16.7.09

Contrato Local de Segurança a conta-gotas ainda não conquistou os moradores

por Valentina Marcelino, in Diário de Notícias

No bairro, onde há dias a polícia foi recebida à pedrada, está instalada a sede do Contrato Local de Segurança de Loures. Os moradores e comerciantes não constatam melhorias, mas esta semana a governadora civil reuniu pela primeira vez famílias africanas e ciganas na mesma sala. Uma 'gota' de esperança


"Contrato local de quê??!!! De segurança não é de certeza", atira, de trás do balcão, o dono de um café da Quinta da Fonte, na Apelação, a menos de 200 metros da sede do Contrato Local de Segurança (CLS) de Loures. Ricardo Domingos, um jovem morador do bairro, que foi recrutado para ser mediador do CLS, encolhe-se por trás dos panfletos que vinha entregar, a dar a conhecer a realização de ateliers de teatro, pinturas faciais, entre outros, "para tirar os miúdos da rua".

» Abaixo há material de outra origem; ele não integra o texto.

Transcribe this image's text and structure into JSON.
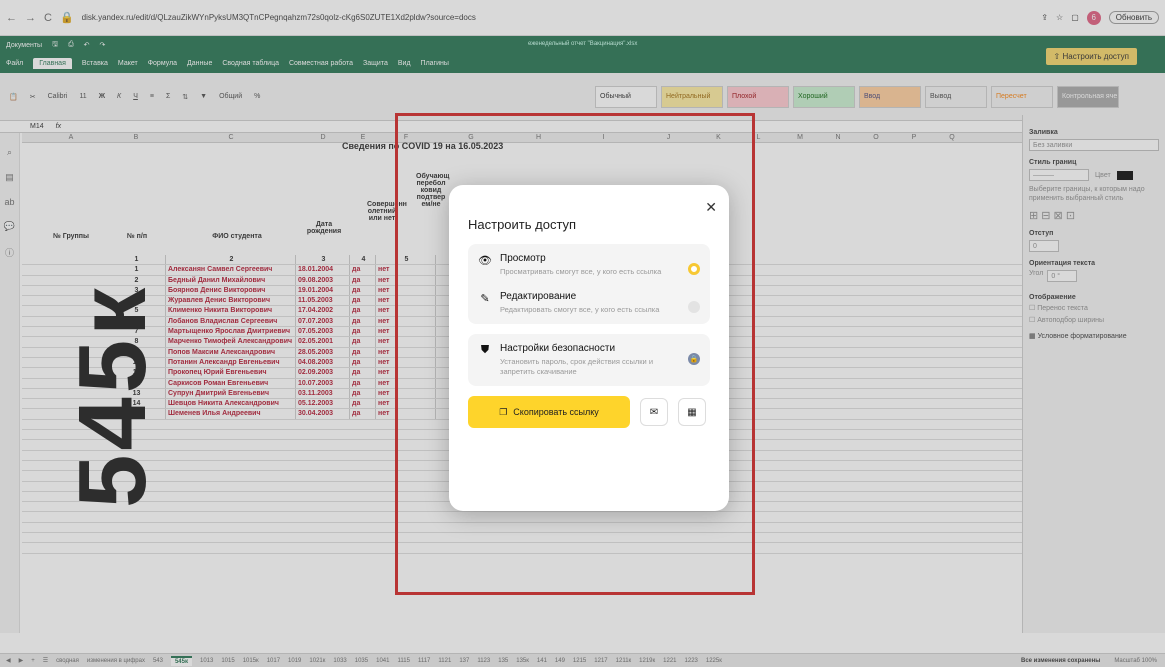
{
  "browser": {
    "url": "disk.yandex.ru/edit/d/QLzauZikWYnPyksUM3QTnCPegnqahzm72s0qolz-cKg6S0ZUTE1Xd2pldw?source=docs",
    "update": "Обновить",
    "avatar": "6"
  },
  "app": {
    "docs_label": "Документы",
    "file_title": "еженедельный отчет \"Вакцинация\".xlsx",
    "share_label": "Настроить доступ",
    "menu": [
      "Файл",
      "Главная",
      "Вставка",
      "Макет",
      "Формула",
      "Данные",
      "Сводная таблица",
      "Совместная работа",
      "Защита",
      "Вид",
      "Плагины"
    ]
  },
  "ribbon": {
    "font": "Calibri",
    "size": "11",
    "format": "Общий",
    "styles": [
      {
        "name": "Обычный",
        "bg": "#ffffff",
        "fg": "#222"
      },
      {
        "name": "Нейтральный",
        "bg": "#fdeb9c",
        "fg": "#9c6500"
      },
      {
        "name": "Плохой",
        "bg": "#ffc7ce",
        "fg": "#9c0006"
      },
      {
        "name": "Хороший",
        "bg": "#c6efce",
        "fg": "#006100"
      },
      {
        "name": "Ввод",
        "bg": "#ffcc99",
        "fg": "#3f3f76"
      },
      {
        "name": "Вывод",
        "bg": "#f2f2f2",
        "fg": "#3f3f3f"
      },
      {
        "name": "Пересчет",
        "bg": "#f2f2f2",
        "fg": "#fa7d00"
      },
      {
        "name": "Контрольная яче",
        "bg": "#a5a5a5",
        "fg": "#fff"
      }
    ]
  },
  "formula": {
    "cell": "M14",
    "fx": "fx"
  },
  "sheet": {
    "columns": [
      "A",
      "B",
      "C",
      "D",
      "E",
      "F",
      "G",
      "H",
      "I",
      "J",
      "K",
      "L",
      "M",
      "N",
      "O",
      "P",
      "Q"
    ],
    "title": "Сведения по COVID 19 на 16.05.2023",
    "headers": {
      "group": "№ Группы",
      "num": "№ п/п",
      "fio": "ФИО студента",
      "dob": "Дата рождения",
      "vacc": "Совершенн олетний или нет",
      "obuch": "Обучающ перебол ковид подтвер ем/не"
    },
    "idx": [
      "1",
      "2",
      "3",
      "4",
      "5"
    ],
    "students": [
      {
        "n": "1",
        "fio": "Алексанян Самвел Сергеевич",
        "dob": "18.01.2004"
      },
      {
        "n": "2",
        "fio": "Бедный Данил Михайлович",
        "dob": "09.08.2003"
      },
      {
        "n": "3",
        "fio": "Боярнов Денис Викторович",
        "dob": "19.01.2004"
      },
      {
        "n": "4",
        "fio": "Журавлев Денис Викторович",
        "dob": "11.05.2003"
      },
      {
        "n": "5",
        "fio": "Клименко Никита Викторович",
        "dob": "17.04.2002"
      },
      {
        "n": "6",
        "fio": "Лобанов Владислав Сергеевич",
        "dob": "07.07.2003"
      },
      {
        "n": "7",
        "fio": "Мартыщенко Ярослав Дмитриевич",
        "dob": "07.05.2003"
      },
      {
        "n": "8",
        "fio": "Марченко Тимофей Александрович",
        "dob": "02.05.2001"
      },
      {
        "n": "9",
        "fio": "Попов Максим Александрович",
        "dob": "28.05.2003"
      },
      {
        "n": "10",
        "fio": "Потанин Александр Евгеньевич",
        "dob": "04.08.2003"
      },
      {
        "n": "11",
        "fio": "Прокопец Юрий Евгеньевич",
        "dob": "02.09.2003"
      },
      {
        "n": "12",
        "fio": "Саркисов Роман Евгеньевич",
        "dob": "10.07.2003"
      },
      {
        "n": "13",
        "fio": "Супрун Дмитрий Евгеньевич",
        "dob": "03.11.2003"
      },
      {
        "n": "14",
        "fio": "Шевцов Никита Александрович",
        "dob": "05.12.2003"
      },
      {
        "n": "15",
        "fio": "Шеменев Илья Андреевич",
        "dob": "30.04.2003"
      }
    ],
    "yes": "да",
    "no": "нет",
    "group_value": "545к"
  },
  "panel": {
    "fill": "Заливка",
    "fill_value": "Без заливки",
    "border_style": "Стиль границ",
    "color": "Цвет",
    "border_hint": "Выберите границы, к которым надо применить выбранный стиль",
    "indent": "Отступ",
    "indent_value": "0",
    "orient": "Ориентация текста",
    "angle": "Угол",
    "angle_value": "0 °",
    "display": "Отображение",
    "wrap": "Перенос текста",
    "autofit": "Автоподбор ширины",
    "cond": "Условное форматирование"
  },
  "modal": {
    "title": "Настроить доступ",
    "view_title": "Просмотр",
    "view_desc": "Просматривать смогут все, у кого есть ссылка",
    "edit_title": "Редактирование",
    "edit_desc": "Редактировать смогут все, у кого есть ссылка",
    "sec_title": "Настройки безопасности",
    "sec_desc": "Установить пароль, срок действия ссылки и запретить скачивание",
    "copy": "Скопировать ссылку"
  },
  "tabs": {
    "items": [
      "сводная",
      "изменения в цифрах",
      "543",
      "545к",
      "1013",
      "1015",
      "1015к",
      "1017",
      "1019",
      "1021к",
      "1033",
      "1035",
      "1041",
      "1115",
      "1117",
      "1121",
      "137",
      "1123",
      "135",
      "135к",
      "141",
      "149",
      "1215",
      "1217",
      "1211к",
      "1219к",
      "1221",
      "1223",
      "1225к"
    ],
    "active": "545к",
    "status": "Все изменения сохранены",
    "zoom": "Масштаб 100%"
  }
}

"Tenha calma sr. Manuel, estas coisas não se resolvem de um dia para o outro", argumenta, perante o olhar céptico do comerciante e da sua mulher, que puxa os óculos para os olhos e lê os papéis de testa franzida. "O ministro [da Administração Interna] vem aí fazer festas, mas assim que vira as costas a polícia vai toda embora e tudo volta ao mesmo", continua Manuel Silva, que há 11 anos mantém o estabelecimento. "Agora até fui obrigado a mudar o horário e a fechar às 7 da noite para não ter problemas", confirma.

Percorrendo a Rua José Afonso abaixo - a mesma que há um ano foi palco do tiroteio, que correu as televisões do País, entre ciganos e africanos e onde há menos de uma semana a polícia foi recebida à pedrada quando perseguia um criminoso - a reacção dos comerciantes é semelhante. "O que é mesmo preciso é que os carros- -patrulha passem mais vezes, principalmente ao fim-de-semana, que é quando as coisas aquecem mais e eles nunca aparecem", pede Fernando Chaves do Bazar em frente.

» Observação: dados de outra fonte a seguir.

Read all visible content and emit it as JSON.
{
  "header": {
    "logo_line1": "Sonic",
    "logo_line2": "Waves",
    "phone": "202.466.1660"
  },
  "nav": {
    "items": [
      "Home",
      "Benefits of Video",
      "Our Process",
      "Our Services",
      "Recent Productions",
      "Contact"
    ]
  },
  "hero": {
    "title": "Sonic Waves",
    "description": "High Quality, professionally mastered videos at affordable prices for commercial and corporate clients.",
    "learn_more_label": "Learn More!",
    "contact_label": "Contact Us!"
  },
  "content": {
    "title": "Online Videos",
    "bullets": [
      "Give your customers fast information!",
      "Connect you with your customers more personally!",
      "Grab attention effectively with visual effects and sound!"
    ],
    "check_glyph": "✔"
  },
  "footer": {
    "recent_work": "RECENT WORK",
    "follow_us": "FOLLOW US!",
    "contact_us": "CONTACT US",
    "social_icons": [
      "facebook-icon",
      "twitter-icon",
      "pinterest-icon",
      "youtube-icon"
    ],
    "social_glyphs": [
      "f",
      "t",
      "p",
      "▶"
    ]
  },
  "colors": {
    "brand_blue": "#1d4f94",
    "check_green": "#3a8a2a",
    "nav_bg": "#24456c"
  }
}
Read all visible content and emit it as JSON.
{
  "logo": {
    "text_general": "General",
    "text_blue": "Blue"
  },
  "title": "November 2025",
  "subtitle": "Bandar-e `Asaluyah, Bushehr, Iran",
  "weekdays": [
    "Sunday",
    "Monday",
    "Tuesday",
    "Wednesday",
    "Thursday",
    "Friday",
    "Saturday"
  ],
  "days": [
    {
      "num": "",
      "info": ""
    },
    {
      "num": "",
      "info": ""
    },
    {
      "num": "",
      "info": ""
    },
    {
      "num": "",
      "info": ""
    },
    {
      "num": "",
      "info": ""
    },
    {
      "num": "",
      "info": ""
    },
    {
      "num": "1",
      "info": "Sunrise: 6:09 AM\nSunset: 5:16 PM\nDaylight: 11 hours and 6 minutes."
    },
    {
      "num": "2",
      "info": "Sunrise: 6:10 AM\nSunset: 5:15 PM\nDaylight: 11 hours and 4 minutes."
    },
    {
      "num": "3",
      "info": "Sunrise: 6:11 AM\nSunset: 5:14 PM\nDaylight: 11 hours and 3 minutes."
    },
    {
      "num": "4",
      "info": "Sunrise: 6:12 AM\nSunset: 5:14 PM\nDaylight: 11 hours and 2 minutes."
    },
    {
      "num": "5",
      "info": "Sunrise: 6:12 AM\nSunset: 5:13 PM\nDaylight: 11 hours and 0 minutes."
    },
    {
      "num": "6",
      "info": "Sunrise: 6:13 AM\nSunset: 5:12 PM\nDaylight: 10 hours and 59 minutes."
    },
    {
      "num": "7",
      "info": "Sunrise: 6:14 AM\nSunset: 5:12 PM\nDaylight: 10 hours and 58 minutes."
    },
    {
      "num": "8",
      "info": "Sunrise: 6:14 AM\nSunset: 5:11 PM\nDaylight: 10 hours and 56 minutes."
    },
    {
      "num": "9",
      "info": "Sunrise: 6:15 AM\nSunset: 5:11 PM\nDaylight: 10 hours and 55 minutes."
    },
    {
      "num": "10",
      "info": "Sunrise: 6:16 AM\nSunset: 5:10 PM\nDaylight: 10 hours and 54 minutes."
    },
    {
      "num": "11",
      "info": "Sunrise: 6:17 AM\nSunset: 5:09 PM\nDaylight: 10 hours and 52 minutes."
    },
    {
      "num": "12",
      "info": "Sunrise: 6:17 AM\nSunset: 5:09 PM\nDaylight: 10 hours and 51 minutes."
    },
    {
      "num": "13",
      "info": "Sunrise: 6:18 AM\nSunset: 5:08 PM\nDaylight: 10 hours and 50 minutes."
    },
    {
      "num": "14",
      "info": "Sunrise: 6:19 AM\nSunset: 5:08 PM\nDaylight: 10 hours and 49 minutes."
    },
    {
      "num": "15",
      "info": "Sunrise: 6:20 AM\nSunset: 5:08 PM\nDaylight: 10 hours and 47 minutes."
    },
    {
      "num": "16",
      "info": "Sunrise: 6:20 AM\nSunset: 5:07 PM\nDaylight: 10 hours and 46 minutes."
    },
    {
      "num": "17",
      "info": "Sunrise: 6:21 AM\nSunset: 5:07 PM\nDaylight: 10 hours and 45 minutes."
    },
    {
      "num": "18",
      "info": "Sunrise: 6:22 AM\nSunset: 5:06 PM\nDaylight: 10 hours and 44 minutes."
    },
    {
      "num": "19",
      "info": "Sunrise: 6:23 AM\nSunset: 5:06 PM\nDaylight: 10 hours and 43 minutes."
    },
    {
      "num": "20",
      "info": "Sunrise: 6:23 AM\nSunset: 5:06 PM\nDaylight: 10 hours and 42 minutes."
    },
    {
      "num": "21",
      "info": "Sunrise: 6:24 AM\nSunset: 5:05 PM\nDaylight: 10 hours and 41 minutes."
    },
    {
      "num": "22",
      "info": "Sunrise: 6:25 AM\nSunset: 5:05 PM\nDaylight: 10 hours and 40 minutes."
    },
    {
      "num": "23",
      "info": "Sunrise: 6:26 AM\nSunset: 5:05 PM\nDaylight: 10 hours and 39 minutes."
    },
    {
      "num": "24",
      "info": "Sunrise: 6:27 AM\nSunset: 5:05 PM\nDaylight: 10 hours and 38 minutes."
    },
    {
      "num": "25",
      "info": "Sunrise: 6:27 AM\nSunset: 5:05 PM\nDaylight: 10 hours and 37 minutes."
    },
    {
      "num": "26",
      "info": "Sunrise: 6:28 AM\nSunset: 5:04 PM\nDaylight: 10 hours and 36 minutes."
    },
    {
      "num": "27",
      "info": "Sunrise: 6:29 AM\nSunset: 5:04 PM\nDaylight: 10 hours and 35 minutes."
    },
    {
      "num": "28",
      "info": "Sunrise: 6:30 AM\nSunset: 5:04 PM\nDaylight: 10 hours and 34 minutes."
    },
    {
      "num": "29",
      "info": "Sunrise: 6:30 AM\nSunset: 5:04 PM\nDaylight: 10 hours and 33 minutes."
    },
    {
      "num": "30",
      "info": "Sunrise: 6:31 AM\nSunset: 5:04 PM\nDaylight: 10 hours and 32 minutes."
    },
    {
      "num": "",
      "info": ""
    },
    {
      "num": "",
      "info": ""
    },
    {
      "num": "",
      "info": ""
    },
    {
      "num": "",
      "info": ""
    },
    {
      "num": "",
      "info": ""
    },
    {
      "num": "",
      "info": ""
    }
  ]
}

Quase 10 meses depois de assinado, apresentado como a resposta estratégica do executivo socialista aos conflitos violentos que tinham acontecido na zona, o CLS de Loures, que abrange três freguesias (ver caixa), avança a conta-gotas. A sede só foi inaugurada em Abril último e ainda nem tem Internet. Apesar de as autoridades oficiais, principalmente a Governadora Civil de Lisboa, Dalila Araújo, se desdobrarem em iniciativas e encontros com a população para conquistar o seu interesse, a verdade é que, no terreno, a fé dos moradores é pouca ou nenhuma.

A voz suave, mas convicta, da governadora não chega para acalmar o 'vulcão' de descontentamento. "Continuamos cada vez mais reféns nas nossas próprias casas, em prisão domiciliária, com medo de sair a partir das quatro da tarde", conta em suspiro Mário Santos, porta-voz de um grupo de comerciantes.

Dalila ouve e acena com a cabeça. "Todos temos noção de que um CLS não se faz com um estalar de dedos. É um processo lento porque intervém naquilo que é fundamental mudar e mais difícil, que são os comportamentos", afirma.

Nessa tarde conseguiria uma "pequena-grande" vitória. Reuniu na mesma sala famílias africanas e ciganas, e ouviu. Ouviu lamentos, sempre queixas de falta de policiamento, mas também palavras que a fazem "acreditar que estão no caminho certo", como as de demonstração de respeito entre ambas as comunidades.

"A segurança também somos todos nós", declarou José Garcia, o patriarca da comunidade cigana à procura do aceno de concordância do "homólogo" africano José Kibamba, da Igreja Kibanguista, que o apoiou de imediato.

Apesar dos pouco mais de 20 participantes neste encontro serem apenas uma gota de água, no "quartel-general" do CLS, na Quinta da Fonte, a directora Luísa Monteiro não tem hesitações: "É este o único caminho. Pode ser demorado, gota a gota, mas não há outra forma, a não ser estar aqui a interagir com os moradores, principalmente com os mais novos, de as pessoas se começarem a sentir mais confiantes", declara confiante a vistosa subcomissária, que nos recebe vestida com uma saia justa, top, saltos altos e maquilhagem elegante, que trocou pela farda da PSP.

Enquanto falamos, recebe mulheres ciganas e duas jovens africanas. A primeira pede ajuda para fazer um recurso para pagar uma multa de trânsito do marido a prestações. As segundas, Cynthia e Vanilda, licenciadas, vão, com apoio da equipa do CLS, a um encontro de jovens na Turquia.

Há poucos anos, como comandante da esquadra de investigação criminal de Loures, Luísa Monteiro, confessa que partiu "dezenas de portas em rusgas" neste bairro. Agora está a ajudar a abri-las.